From May 2020 to January 2022, the companies received over $30 million in Federal Child Nutrition Program Funds, charges state.
ThinkTechAct, for example, received over $21 million, which represented over 99% of all funds deposited into the company's bank account.
Around $12 million of these funds were transferred to Empire Cuisine & Market, a small storefront restaurant and market in Shakopee founded by Ismail in April 2020.
Memo lines on the check indicate the payments were to purchase food or meals to be served as part of the federal program.
During the same time period, Empire Cuisine & Market also received funds totaling over $12 million from Feeding Our Future and another business entity.
Ismail and his co-conspirator used "little of this money" to provide food or serve meals, according to charges.

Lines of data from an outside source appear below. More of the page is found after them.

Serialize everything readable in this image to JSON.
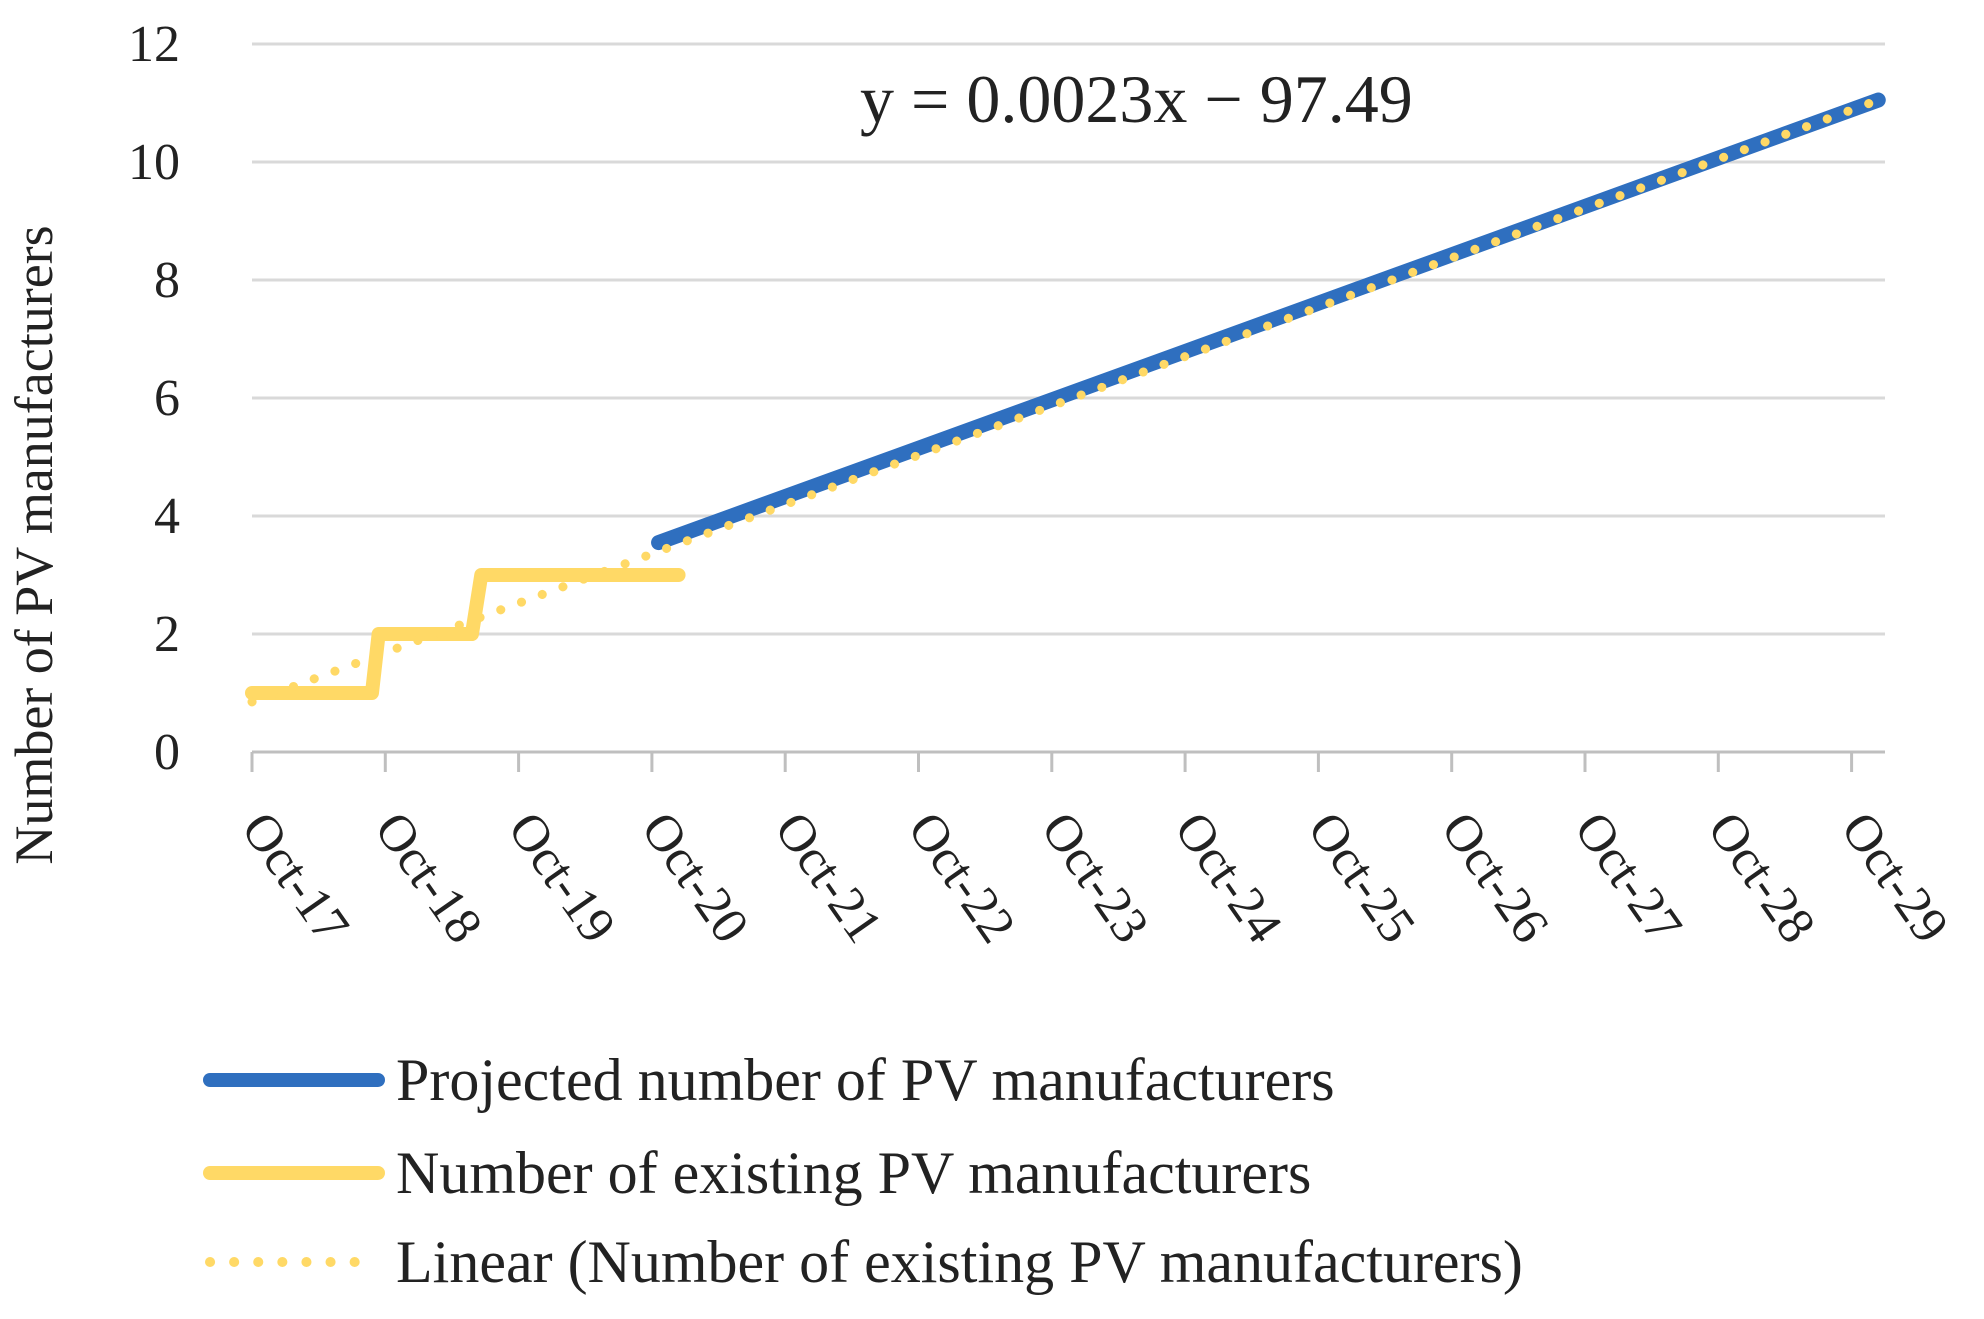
{
  "chart_data": {
    "type": "line",
    "title": "",
    "xlabel": "",
    "ylabel": "Number of PV manufacturers",
    "ylim": [
      0,
      12
    ],
    "yticks": [
      0,
      2,
      4,
      6,
      8,
      10,
      12
    ],
    "categories": [
      "Oct-17",
      "Oct-18",
      "Oct-19",
      "Oct-20",
      "Oct-21",
      "Oct-22",
      "Oct-23",
      "Oct-24",
      "Oct-25",
      "Oct-26",
      "Oct-27",
      "Oct-28",
      "Oct-29"
    ],
    "grid": true,
    "annotation": "y = 0.0023x − 97.49",
    "colors": {
      "projected": "#2f6fbf",
      "existing": "#ffd966",
      "trend": "#ffd966",
      "grid": "#d9d9d9",
      "axis": "#bfbfbf"
    },
    "series": [
      {
        "name": "Projected number of PV manufacturers",
        "style": "solid",
        "x": [
          3.05,
          12.2
        ],
        "y": [
          3.55,
          11.05
        ]
      },
      {
        "name": "Number of existing PV manufacturers",
        "style": "step",
        "x": [
          0.0,
          0.9,
          0.95,
          1.65,
          1.72,
          3.2
        ],
        "y": [
          1.0,
          1.0,
          2.0,
          2.0,
          3.0,
          3.0
        ]
      },
      {
        "name": "Linear (Number of existing PV manufacturers)",
        "style": "dotted",
        "x": [
          0.0,
          12.2
        ],
        "y": [
          0.85,
          11.05
        ]
      }
    ],
    "legend": [
      {
        "label": "Projected number of PV manufacturers",
        "style": "solid",
        "color": "#2f6fbf"
      },
      {
        "label": "Number of existing PV manufacturers",
        "style": "solid",
        "color": "#ffd966"
      },
      {
        "label": "Linear (Number of existing PV manufacturers)",
        "style": "dotted",
        "color": "#ffd966"
      }
    ],
    "legend_position": "bottom"
  }
}
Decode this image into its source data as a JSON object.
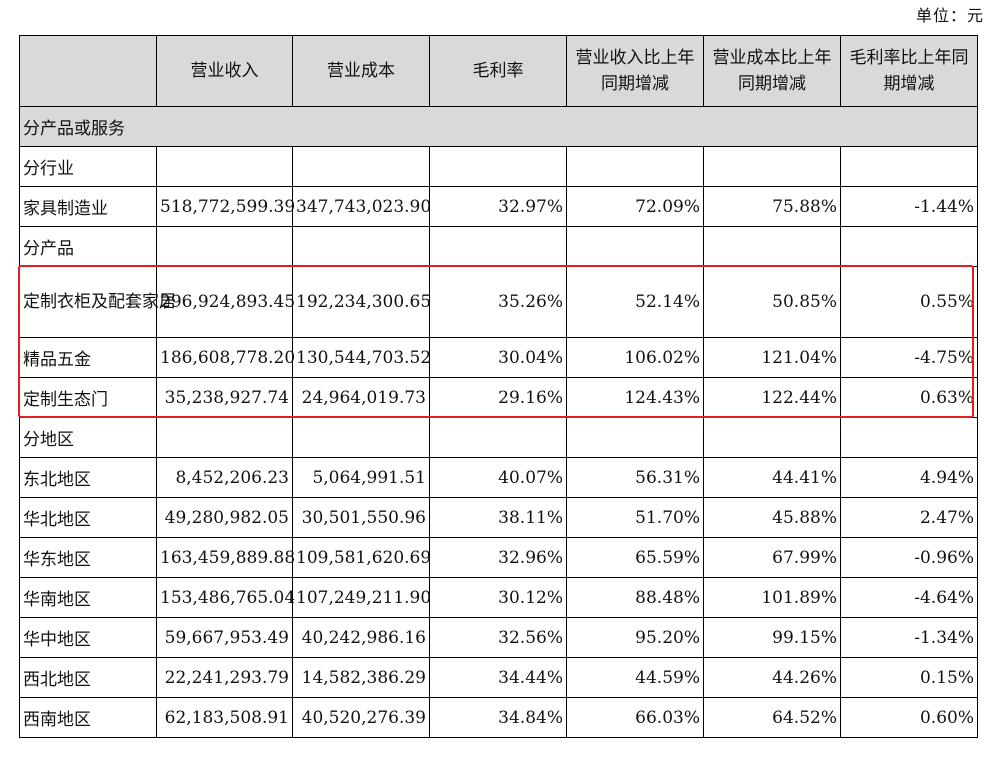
{
  "unit_label": "单位：元",
  "headers": [
    "",
    "营业收入",
    "营业成本",
    "毛利率",
    "营业收入比上年同期增减",
    "营业成本比上年同期增减",
    "毛利率比上年同期增减"
  ],
  "section_title": "分产品或服务",
  "groups": {
    "by_industry": "分行业",
    "by_product": "分产品",
    "by_region": "分地区"
  },
  "rows": {
    "industry": [
      [
        "家具制造业",
        "518,772,599.39",
        "347,743,023.90",
        "32.97%",
        "72.09%",
        "75.88%",
        "-1.44%"
      ]
    ],
    "product": [
      [
        "定制衣柜及配套家居",
        "296,924,893.45",
        "192,234,300.65",
        "35.26%",
        "52.14%",
        "50.85%",
        "0.55%"
      ],
      [
        "精品五金",
        "186,608,778.20",
        "130,544,703.52",
        "30.04%",
        "106.02%",
        "121.04%",
        "-4.75%"
      ],
      [
        "定制生态门",
        "35,238,927.74",
        "24,964,019.73",
        "29.16%",
        "124.43%",
        "122.44%",
        "0.63%"
      ]
    ],
    "region": [
      [
        "东北地区",
        "8,452,206.23",
        "5,064,991.51",
        "40.07%",
        "56.31%",
        "44.41%",
        "4.94%"
      ],
      [
        "华北地区",
        "49,280,982.05",
        "30,501,550.96",
        "38.11%",
        "51.70%",
        "45.88%",
        "2.47%"
      ],
      [
        "华东地区",
        "163,459,889.88",
        "109,581,620.69",
        "32.96%",
        "65.59%",
        "67.99%",
        "-0.96%"
      ],
      [
        "华南地区",
        "153,486,765.04",
        "107,249,211.90",
        "30.12%",
        "88.48%",
        "101.89%",
        "-4.64%"
      ],
      [
        "华中地区",
        "59,667,953.49",
        "40,242,986.16",
        "32.56%",
        "95.20%",
        "99.15%",
        "-1.34%"
      ],
      [
        "西北地区",
        "22,241,293.79",
        "14,582,386.29",
        "34.44%",
        "44.59%",
        "44.26%",
        "0.15%"
      ],
      [
        "西南地区",
        "62,183,508.91",
        "40,520,276.39",
        "34.84%",
        "66.03%",
        "64.52%",
        "0.60%"
      ]
    ]
  },
  "colors": {
    "header_bg": "#d9d9d9",
    "highlight_border": "#e02020"
  }
}
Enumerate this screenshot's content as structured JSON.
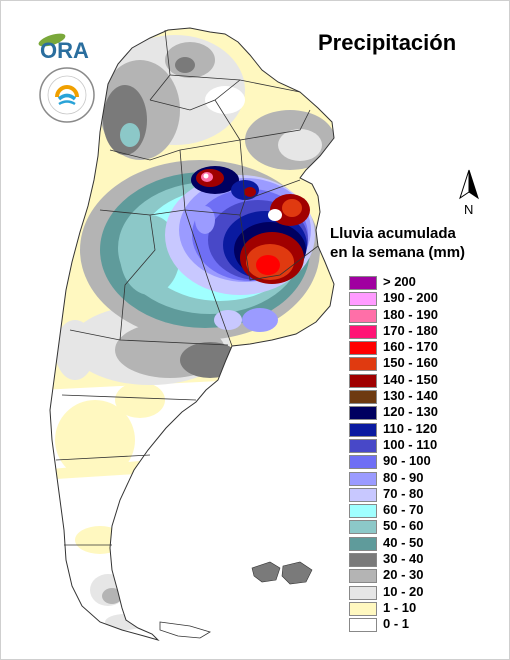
{
  "header": {
    "title": "Precipitación",
    "logo_text": "ORA",
    "seal_text": "INSTITUTO NACIONAL DE METEOROLOGÍA · ARGENTINA"
  },
  "north": {
    "label": "N"
  },
  "legend": {
    "title_line1": "Lluvia acumulada",
    "title_line2": "en la semana (mm)",
    "items": [
      {
        "label": "> 200",
        "color": "#a000a0"
      },
      {
        "label": "190 - 200",
        "color": "#ff9bff"
      },
      {
        "label": "180 - 190",
        "color": "#ff6fa8"
      },
      {
        "label": "170 - 180",
        "color": "#ff1475"
      },
      {
        "label": "160 - 170",
        "color": "#ff0000"
      },
      {
        "label": "150 - 160",
        "color": "#e03a10"
      },
      {
        "label": "140 - 150",
        "color": "#a00000"
      },
      {
        "label": "130 - 140",
        "color": "#6e3a10"
      },
      {
        "label": "120 - 130",
        "color": "#000060"
      },
      {
        "label": "110 - 120",
        "color": "#0a1aa0"
      },
      {
        "label": "100 - 110",
        "color": "#4848c8"
      },
      {
        "label": "90 - 100",
        "color": "#6f6ff5"
      },
      {
        "label": "80 - 90",
        "color": "#9b9bff"
      },
      {
        "label": "70 - 80",
        "color": "#c8c8ff"
      },
      {
        "label": "60 - 70",
        "color": "#a0ffff"
      },
      {
        "label": "50 - 60",
        "color": "#8cc8c8"
      },
      {
        "label": "40 - 50",
        "color": "#5f9b9b"
      },
      {
        "label": "30 - 40",
        "color": "#7a7a7a"
      },
      {
        "label": "20 - 30",
        "color": "#b4b4b4"
      },
      {
        "label": "10 - 20",
        "color": "#e6e6e6"
      },
      {
        "label": "1 - 10",
        "color": "#fff8c0"
      },
      {
        "label": "0 - 1",
        "color": "#ffffff"
      }
    ]
  }
}
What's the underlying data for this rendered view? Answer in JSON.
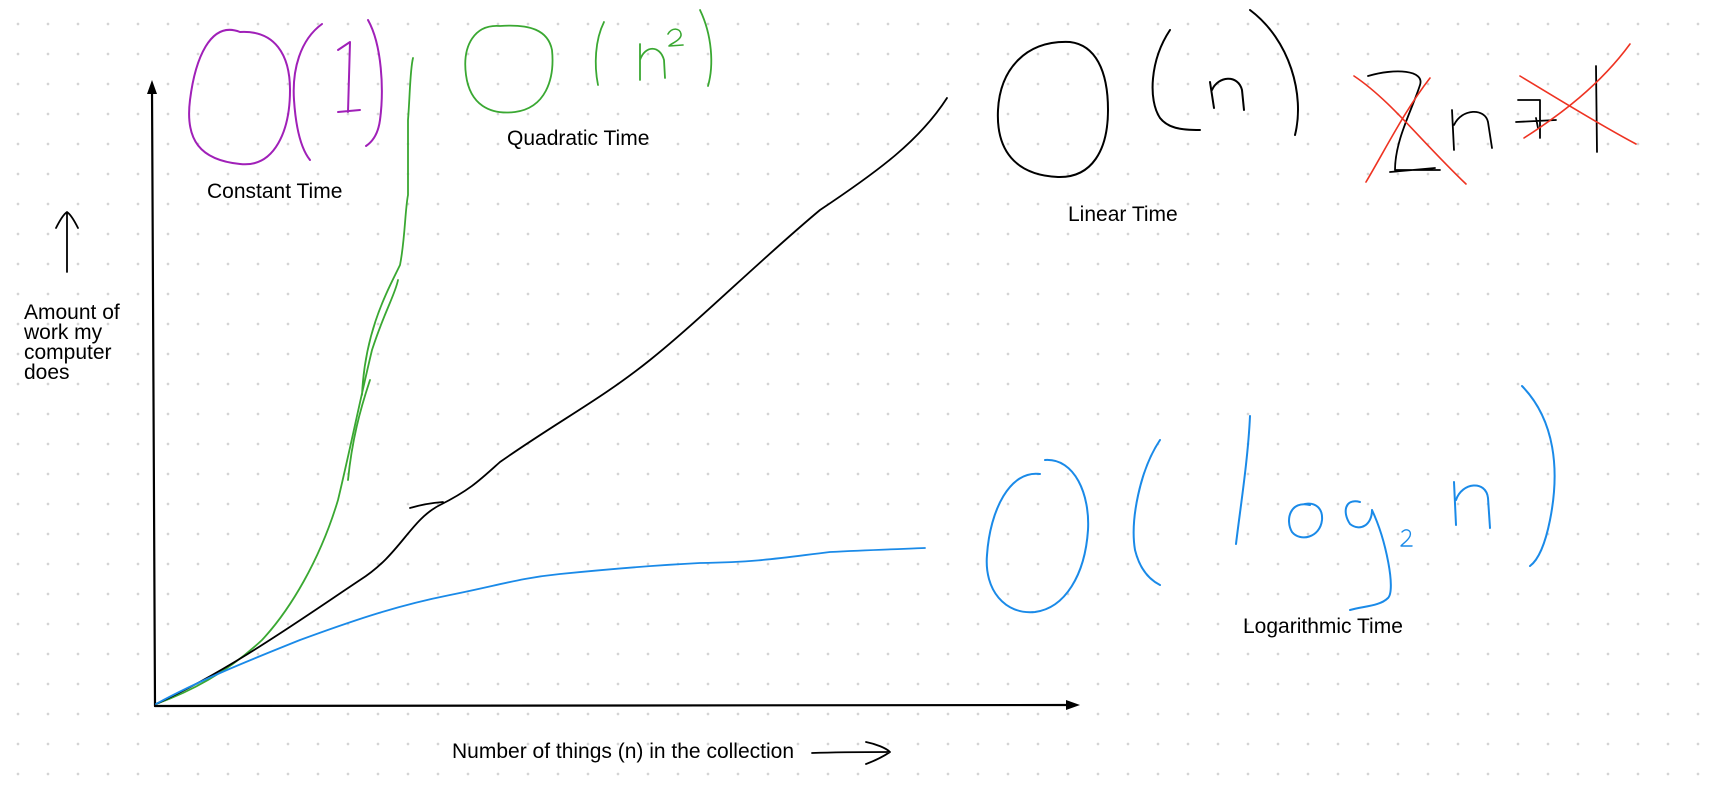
{
  "labels": {
    "constant_time": "Constant Time",
    "quadratic_time": "Quadratic Time",
    "linear_time": "Linear Time",
    "logarithmic_time": "Logarithmic Time",
    "x_axis": "Number of things (n) in the collection",
    "y_axis_lines": [
      "Amount of",
      "work my",
      "computer",
      "does"
    ]
  },
  "notations": {
    "constant": "O(1)",
    "quadratic": "O(n²)",
    "linear": "O(n)",
    "logarithmic": "O(log₂ n)",
    "crossed_out": "2n+1"
  },
  "colors": {
    "constant": "#a020b8",
    "quadratic": "#3aa832",
    "linear": "#000000",
    "logarithmic": "#1a8ae8",
    "crossed_out_strike": "#ee3322",
    "axes": "#000000",
    "grid_dot": "#d4d4d4"
  },
  "icons": {
    "y_arrow": "up-arrow-icon",
    "x_arrow": "right-arrow-icon"
  }
}
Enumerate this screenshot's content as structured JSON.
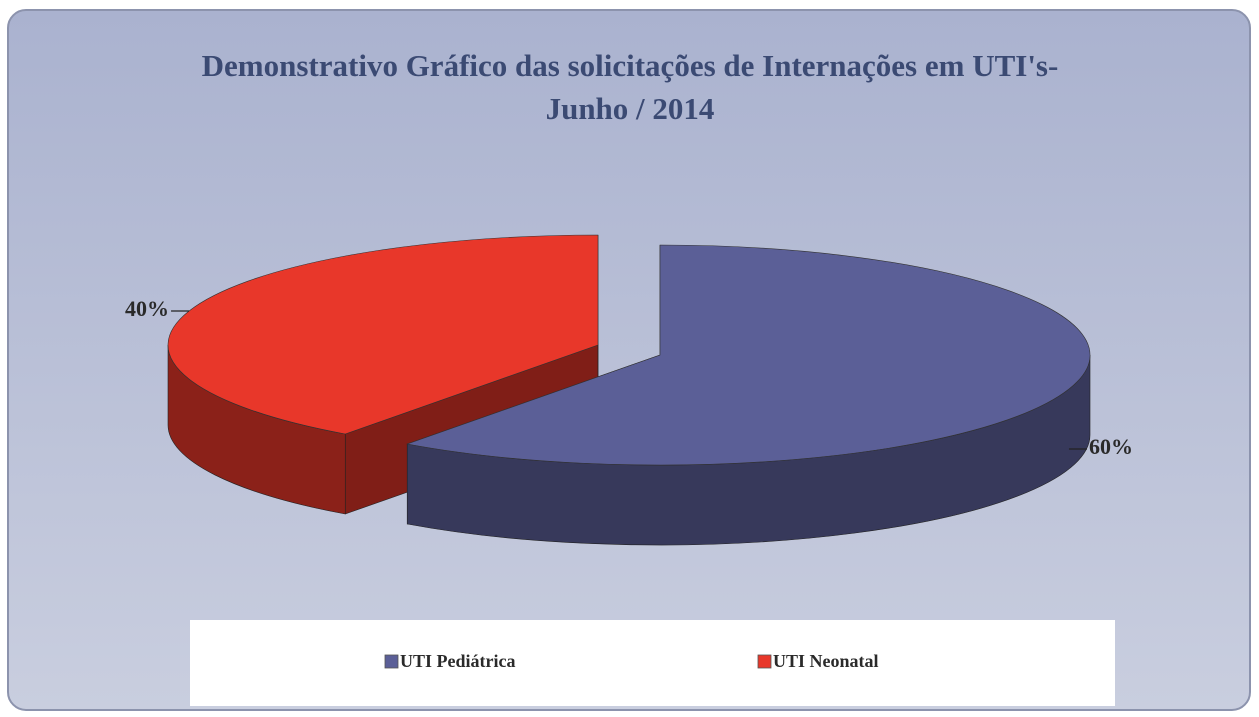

Instead, funds were sent to an array of individuals involved in the alleged scheme through transactions involving shell companies.
Authorities allege Ismail received approximately $2.21 million in federal funds, or roughly a fourth of the dollars paid out to the owners of the companies involved.
His co-conspirator, identified by the initials A.F., allegedly used the laundered money to purchase real estate in Scott County and elsewhere.
These purchases included a $575,000 home in Savage, land worth $1 million in Prior Lake and a custom-built Prior Lake home worth $1.5 million. A $335,000 townhome in Burnsville, $1 million commercial property in Louisville, Kentucky and five new vehicles, including a Tesla and Porsche, were also purchased.
Ismail and A.F. are also accused of $2 million dollars worth of wire transfers to China and Kenya.
On January 20, federal investigators raided Ismail's home in Savage and seized over $6 million from his accounts and related entities. In an interview with investigators during the raid, Ismail said his wife and children lived in Nairobi. Ismail then provided agents with the combination for a safe inside the residence, where agents located and seized his U.S. passport.
A few days later, Ismail's home in Savage and more than a dozen other properties were subject to civil forfeiture, according to court documents.
The U.S. Attorney's Office then informed Ismail's attorney that Ismail would likely be indicted for his role in the fraud scheme. Less than two months later, Ismail applied for a new passport.
Authorities allege he lied on his passport application when he stated his passport was "lost at home." He also falsely claimed he'd filed a police report regarding the matter.
On March 22, the U.S. Department of State issued Ismail a new passport. In early April, charges allege, he booked a flight to Nairobi, Kenya. Ismail was arrested on Wednesday by FBI agents on the jetway after boarding his flight to Amsterdam.
He's currently being held in the Sherburne County Jail following his first appearance in federal court Thursday.